Payen soigne son écriture : les thèmes sont des motifs élégants (« Adèle »), des hymnes dissonants (« Ond ») ou des mélopées sinueuses (« Nine to Hate »), quant à la plupart des développements, ils se déroulent dans un esprit de musique contemporaine, avec des mouvements à l’unisson (« Ond »), des lignes superposées (« Rebound »), des croisements de voix (« Little Thing To »), des contrepoints (« Nine to Hate »)… entre lesquels s’insèrent des chorus free mélodieux (« Ornette Like ») ou des dialogues touffus (« Pe »), portés par des chœurs subtils (« Adèle »). Ces structures sophistiquées s’appuient sur une rythmique puissante – deux batteries oblige… – qui laisse la par belle aux poly-rythmes (« Lyon Part 3 »), à des échanges de frappes denses (« Little Thing To ») ou à des crépitements sonores (« Pe »), et qui insuffle une tension (« Ond »), presque toujours entraînante (« Ornette Like »).

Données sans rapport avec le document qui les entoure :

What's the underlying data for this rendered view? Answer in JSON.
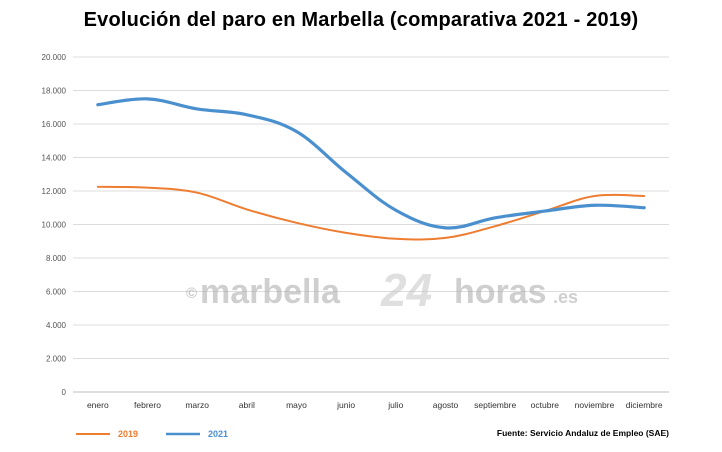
{
  "title": "Evolución del paro en Marbella (comparativa 2021 - 2019)",
  "source": "Fuente: Servicio Andaluz de Empleo (SAE)",
  "watermark": {
    "copyright": "©",
    "brand": "marbella",
    "num": "24",
    "word": "horas",
    "tld": ".es"
  },
  "chart_data": {
    "type": "line",
    "categories": [
      "enero",
      "febrero",
      "marzo",
      "abril",
      "mayo",
      "junio",
      "julio",
      "agosto",
      "septiembre",
      "octubre",
      "noviembre",
      "diciembre"
    ],
    "y_ticks": [
      "0",
      "2.000",
      "4.000",
      "6.000",
      "8.000",
      "10.000",
      "12.000",
      "14.000",
      "16.000",
      "18.000",
      "20.000"
    ],
    "ylim": [
      0,
      20000
    ],
    "grid": true,
    "legend_position": "bottom-left",
    "series": [
      {
        "name": "2019",
        "color": "#ed7d31",
        "values": [
          12250,
          12200,
          11900,
          10900,
          10100,
          9500,
          9150,
          9200,
          9900,
          10800,
          11700,
          11700
        ]
      },
      {
        "name": "2021",
        "color": "#4a90cf",
        "values": [
          17150,
          17500,
          16900,
          16550,
          15550,
          13100,
          10850,
          9800,
          10400,
          10800,
          11150,
          11000
        ]
      }
    ]
  }
}
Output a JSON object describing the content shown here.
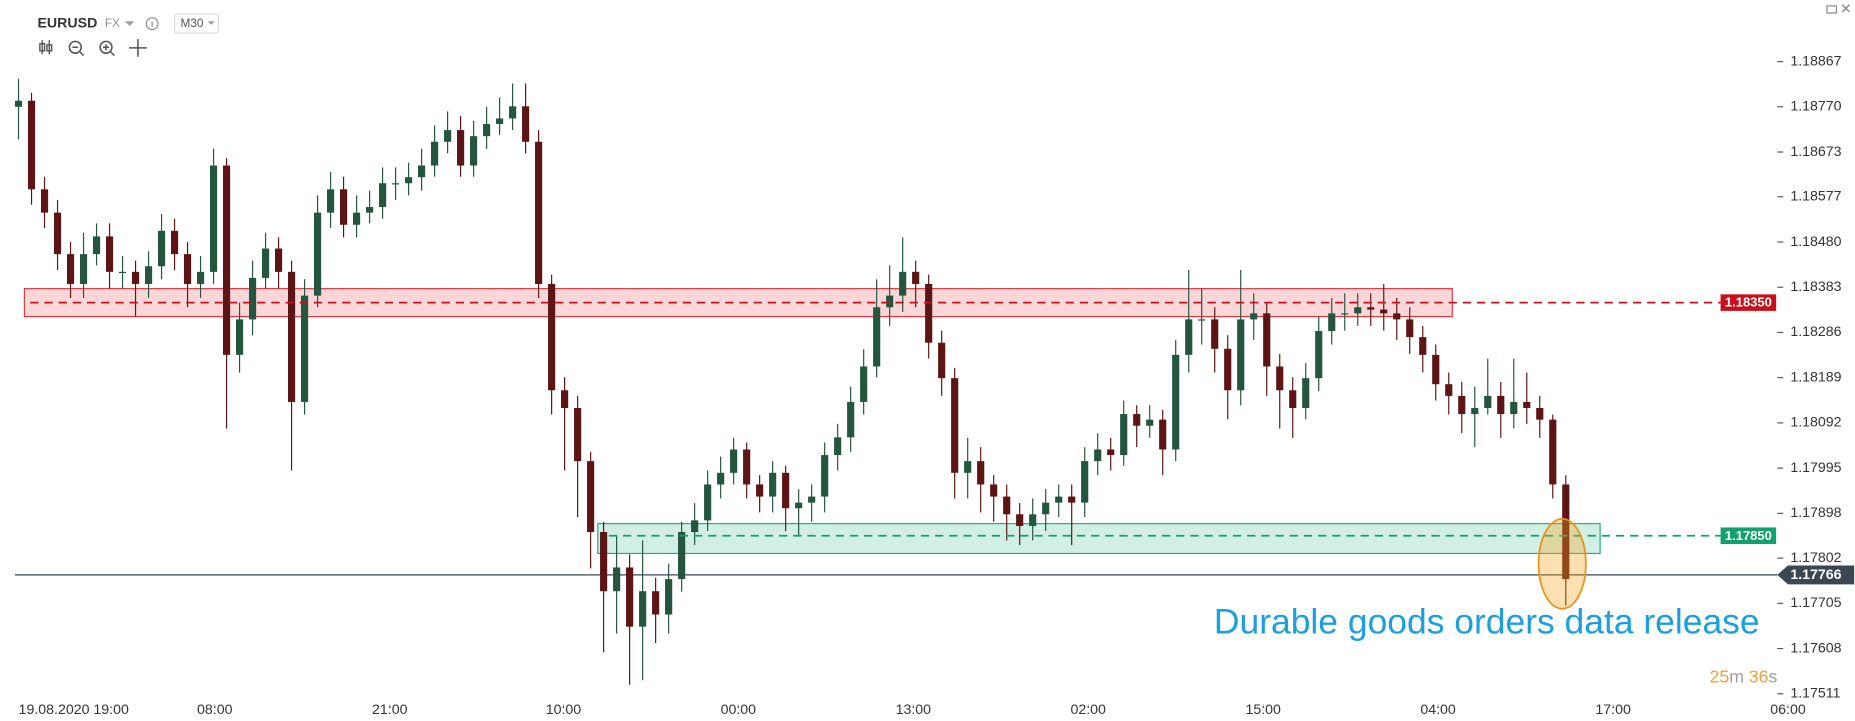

Si More Conversations With The Drum évoque ça-et-là les abstractions paradoxalement charnelles d’Ornette Coleman, les constructions harmonico-rythmiques de Steve Coleman sont également au rendez-vous, mais la pâte de Payen se fait sentir dans la matière free et chambriste contemporaine que The Workshop sculpte tout au long de l’album.

Relevée du début à la fin, la musique de The Workshop se savoure sans modération et More Conversations With The Drum confirme l’adage qui fait du jazz la plus savante des musiques populaires et réciproquement…

Le disque

More Conversations With The Drum
The Workshop
Stéphane Payen (as), Olivier Laisney (tp), Bo Van Der Werf (bs), Nelson Veras (g), Guillaume Ruelland (b), Vincent Sauve (d) et Thibault Perriard (d).
Onze Heures Onze – ONZ036
Sortie le 6 décembre 2019

Liste des morceaux

01. « Adèle » (6:37).
02. « Rebound » (4:42).
03. « Ond » (9:04).
04. « Ornette Like » (3:14).
05. « Little Thing To » (6:57).
06. « Nine to Hate » (6:36).
07. « Pe » (4:25).
08. « Lyon Part 3 » (6:36).

Tous les morceaux sont signés Payen, sauf indication contraire.